Escape from Alcatraz (1979)

Directed by Don Siegel. Starring Clint Eastwood, Larry Hankin, Paul Benjamin, Patrick McGoohan, Frank Ronzio, Fred Ward, Roberts Blossom, Jack Thibeau, Bruce M. Fischer. [PG]

Don Siegel and Clint Eastwood are back in Dirty Harry Callahan’s San Francisco, but Eastwood’s on the other side of the law here, playing hardened criminal Frank Morris, newly arrived to Alcatraz after being caught some time after escaping the Louisiana State Penitentiary. He and three others work together to fly the coop from the maximum security prison notorious for being impossible to escape.
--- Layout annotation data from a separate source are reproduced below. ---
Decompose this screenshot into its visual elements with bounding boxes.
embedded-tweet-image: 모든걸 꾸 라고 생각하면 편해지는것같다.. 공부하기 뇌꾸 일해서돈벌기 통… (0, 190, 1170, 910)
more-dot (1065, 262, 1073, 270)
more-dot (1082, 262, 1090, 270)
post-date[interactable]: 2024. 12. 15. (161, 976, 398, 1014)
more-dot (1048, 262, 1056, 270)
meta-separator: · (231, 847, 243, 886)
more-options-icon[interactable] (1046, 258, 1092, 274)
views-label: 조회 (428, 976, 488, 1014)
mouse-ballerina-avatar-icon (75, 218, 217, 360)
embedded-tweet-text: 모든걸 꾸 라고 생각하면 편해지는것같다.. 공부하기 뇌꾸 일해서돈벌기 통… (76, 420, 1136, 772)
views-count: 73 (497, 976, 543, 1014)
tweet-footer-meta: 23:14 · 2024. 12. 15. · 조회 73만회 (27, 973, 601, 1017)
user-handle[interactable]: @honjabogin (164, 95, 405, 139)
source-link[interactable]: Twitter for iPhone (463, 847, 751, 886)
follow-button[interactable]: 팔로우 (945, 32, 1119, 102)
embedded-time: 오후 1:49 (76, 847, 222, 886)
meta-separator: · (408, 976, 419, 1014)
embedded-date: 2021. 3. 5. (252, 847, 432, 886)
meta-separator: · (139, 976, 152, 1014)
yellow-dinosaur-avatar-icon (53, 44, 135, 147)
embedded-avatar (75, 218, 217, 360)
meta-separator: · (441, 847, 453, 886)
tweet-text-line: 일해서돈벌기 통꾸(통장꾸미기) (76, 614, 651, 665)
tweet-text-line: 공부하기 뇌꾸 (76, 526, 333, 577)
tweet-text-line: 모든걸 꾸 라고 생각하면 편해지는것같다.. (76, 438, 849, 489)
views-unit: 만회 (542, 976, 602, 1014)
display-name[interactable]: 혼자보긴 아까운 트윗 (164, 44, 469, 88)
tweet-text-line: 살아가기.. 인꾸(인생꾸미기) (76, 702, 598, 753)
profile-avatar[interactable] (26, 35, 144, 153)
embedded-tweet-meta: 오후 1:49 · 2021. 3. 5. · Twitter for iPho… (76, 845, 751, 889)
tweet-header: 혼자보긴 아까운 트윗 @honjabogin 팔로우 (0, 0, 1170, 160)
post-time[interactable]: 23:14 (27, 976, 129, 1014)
The usual prison break movie elements are here—a cruel warden (McGoohan), friends and foes among the inmate population, the casual overlooking of the “hero”’s amoral past, the taut planning stages, the narrow window in which the scheme can be executed, etc.—and Siegel is just the sort of wily veteran to pull them off in an unfussy, hard-hitting fashion. Richard Tuggle’s script, however, is more concerned with technical detail than characterizations (half of the would-be escapees aren’t really examined at all), and Siegel’s suspense scenes tend to drag on too long, negating the anxiety over what amounts to a near-sure thing (the story and most of the major players are liberally based in reality, after all). Shot primarily on location at the prison-turned-tourist-attraction. Try to spot Danny Glover as an inmate in the prison library, his first motion picture appearance.